Nein, das will ich damit nicht sagen. Outsourcing ist nicht per se schlecht. Ganz im Gegenteil: Mir ist lieber, Daten liegen in der Cloud eines Dienstleisters, der viel von Sicherheit versteht, als auf einem alten Server im Keller der Bank. Die Kontrollrechte sind das Problem.
Inwiefern?
Wir haben derzeit nur einen Ansprechpartner, wenn es um die IT-Sicherheit bei Auslagerungen geht: die Banken, nicht die Dienstleister. Sie können sich vorstellen, wie beeindruckt ein global operierendes Bigtech ist, wenn ihm eine regional operierende kleine deutsche Bank sagt: Mein Aufseher verlangt, dass Ihr diesen und jenen Mangel abstellt. Wir brauchen direkte Kontrollmöglichkeiten gegenüber den Dienstleistern.
Wie darf man sich das vorstellen?
Wenn ein Dienstleister sagt: „Wir wollen diesen oder jenen Sicherheitsmangel nicht beheben“, dann sollten wir die Möglichkeit haben, ihm gegenüber Sanktionen zu verhängen. Wir hoffen, dass wir dieses Thema während der deutschen Ratspräsidentschaft auf europäischer Ebene adressieren können.
Wie sieht es angesichts der Corona-Pandemie derzeit allgemein bei den deutschen Banken aus?
Besser, als wir zu Beginn der Krise befürchtet haben – dank der staatlichen Programme und der Maßnahmen von Europäischer Zentralbank und Aufsicht. Unser spezieller COVID-19-Stresstest hat gerade erst ergeben, dass ein Großteil der deutschen LSIs weitgehend stressresistent ist – selbst gegen einen schweren Einbruch des Bruttoinlandsprodukts.
Aber es ist für alle sichtbar: Die Pandemie ist noch nicht vorbei. Sie wird sich also weiter auch auf die Bilanzen der Institute auswirken. Wie stark, lässt sich noch nicht genau abschätzen. Aber ich rechne mit einer Zunahme der Kreditausfälle. Die werden natürlich nicht spurlos am deutschen Bankensektor vorbeigehen, auch wenn dieser durch die Regulierungsreformen nach der Krise 2007/2008 um einiges widerstandsfähiger geworden ist. Es ist auch nicht unwahrscheinlich, dass das eine oder andere Institut die jetzige Krise nicht übersteht.

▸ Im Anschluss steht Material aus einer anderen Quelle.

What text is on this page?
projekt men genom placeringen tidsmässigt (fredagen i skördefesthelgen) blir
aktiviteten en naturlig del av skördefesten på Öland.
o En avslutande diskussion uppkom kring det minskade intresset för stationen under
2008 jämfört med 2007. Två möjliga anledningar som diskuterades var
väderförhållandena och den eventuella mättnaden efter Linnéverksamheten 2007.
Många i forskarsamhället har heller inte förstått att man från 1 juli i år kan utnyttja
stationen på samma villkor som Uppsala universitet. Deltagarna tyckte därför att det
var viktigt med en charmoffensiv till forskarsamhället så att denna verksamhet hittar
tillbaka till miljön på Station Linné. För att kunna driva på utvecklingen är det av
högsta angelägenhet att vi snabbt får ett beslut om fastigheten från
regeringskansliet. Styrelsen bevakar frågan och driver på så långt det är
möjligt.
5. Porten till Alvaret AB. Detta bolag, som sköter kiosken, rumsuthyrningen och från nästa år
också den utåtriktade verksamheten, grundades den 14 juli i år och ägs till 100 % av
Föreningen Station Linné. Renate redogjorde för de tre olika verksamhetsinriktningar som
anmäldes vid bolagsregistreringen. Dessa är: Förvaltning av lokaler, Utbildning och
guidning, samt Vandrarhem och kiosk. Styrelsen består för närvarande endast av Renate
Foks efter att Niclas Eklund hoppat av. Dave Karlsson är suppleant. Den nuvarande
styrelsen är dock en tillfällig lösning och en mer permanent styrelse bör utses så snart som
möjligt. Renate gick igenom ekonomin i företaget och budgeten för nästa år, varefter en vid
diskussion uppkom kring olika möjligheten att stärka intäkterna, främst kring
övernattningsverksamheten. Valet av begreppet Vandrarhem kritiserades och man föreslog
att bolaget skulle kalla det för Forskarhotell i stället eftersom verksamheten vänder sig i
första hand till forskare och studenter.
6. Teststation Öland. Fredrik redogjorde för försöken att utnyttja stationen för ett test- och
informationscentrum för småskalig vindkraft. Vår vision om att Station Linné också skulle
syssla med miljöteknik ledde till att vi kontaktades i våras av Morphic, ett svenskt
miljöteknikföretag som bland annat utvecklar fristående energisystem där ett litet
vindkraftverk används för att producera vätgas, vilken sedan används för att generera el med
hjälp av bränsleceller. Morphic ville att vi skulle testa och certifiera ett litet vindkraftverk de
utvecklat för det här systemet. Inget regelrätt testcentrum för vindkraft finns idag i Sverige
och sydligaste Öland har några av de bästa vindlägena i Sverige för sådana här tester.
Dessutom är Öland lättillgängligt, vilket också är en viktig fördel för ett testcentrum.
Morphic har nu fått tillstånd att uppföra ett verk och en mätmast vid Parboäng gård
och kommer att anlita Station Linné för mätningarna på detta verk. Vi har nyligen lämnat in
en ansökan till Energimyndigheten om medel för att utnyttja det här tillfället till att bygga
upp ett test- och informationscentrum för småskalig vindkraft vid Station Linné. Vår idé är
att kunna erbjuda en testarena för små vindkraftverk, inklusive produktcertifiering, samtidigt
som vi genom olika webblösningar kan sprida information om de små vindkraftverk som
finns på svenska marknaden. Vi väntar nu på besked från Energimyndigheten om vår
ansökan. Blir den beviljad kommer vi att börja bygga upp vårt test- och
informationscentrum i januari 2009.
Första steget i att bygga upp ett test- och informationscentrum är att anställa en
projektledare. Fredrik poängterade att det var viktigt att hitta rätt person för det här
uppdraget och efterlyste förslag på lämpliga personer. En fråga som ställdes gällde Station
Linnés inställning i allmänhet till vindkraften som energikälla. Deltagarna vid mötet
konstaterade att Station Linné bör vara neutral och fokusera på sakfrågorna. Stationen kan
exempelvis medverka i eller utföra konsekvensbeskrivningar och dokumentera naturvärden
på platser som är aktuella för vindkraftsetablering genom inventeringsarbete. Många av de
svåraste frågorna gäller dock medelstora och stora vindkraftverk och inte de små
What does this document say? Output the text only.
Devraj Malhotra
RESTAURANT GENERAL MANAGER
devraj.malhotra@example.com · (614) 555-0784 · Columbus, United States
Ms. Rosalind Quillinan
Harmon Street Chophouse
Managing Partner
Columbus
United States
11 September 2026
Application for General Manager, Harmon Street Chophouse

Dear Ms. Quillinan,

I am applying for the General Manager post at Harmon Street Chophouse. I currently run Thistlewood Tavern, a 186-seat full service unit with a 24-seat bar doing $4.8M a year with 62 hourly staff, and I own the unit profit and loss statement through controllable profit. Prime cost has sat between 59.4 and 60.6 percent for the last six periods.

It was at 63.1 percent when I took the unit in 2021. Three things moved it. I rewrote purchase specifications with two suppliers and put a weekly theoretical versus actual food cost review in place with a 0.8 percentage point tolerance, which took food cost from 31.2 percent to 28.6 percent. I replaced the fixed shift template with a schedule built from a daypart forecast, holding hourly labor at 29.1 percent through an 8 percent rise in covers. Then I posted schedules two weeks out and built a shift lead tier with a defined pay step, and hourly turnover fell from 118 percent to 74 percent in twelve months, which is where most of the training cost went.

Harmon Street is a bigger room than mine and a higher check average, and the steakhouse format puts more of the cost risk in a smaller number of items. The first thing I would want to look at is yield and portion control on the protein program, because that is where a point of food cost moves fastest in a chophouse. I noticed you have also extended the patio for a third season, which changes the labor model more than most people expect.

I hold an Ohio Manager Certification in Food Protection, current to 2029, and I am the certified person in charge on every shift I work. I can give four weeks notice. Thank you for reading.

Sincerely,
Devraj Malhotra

Das deutsche Bankensystem als Ganzes sehe ich aber derzeit nicht in Gefahr.
Die eine oder andere Bank verlässt vielleicht den Markt, andere Institute zahlen eine Dividende?
Das sollten die Institute weiterhin restriktiv handhaben. Wir haben aber keine Möglichkeit Banken Dividendenzahlungen oder Ausschüttungen zu verbieten, wenn ihre Ertragsprognose nachhaltig positiv ist und sie auch in einer anhaltenden Stressphase weiterhin ausreichende Kapitalpuffer haben. Viele Institute, die in dieser stabilen Lage sind, verzichten dennoch auf Dividendenzahlungen oder Ausschüttungen.
Herr Röseler, wir danken Ihnen für das Gespräch.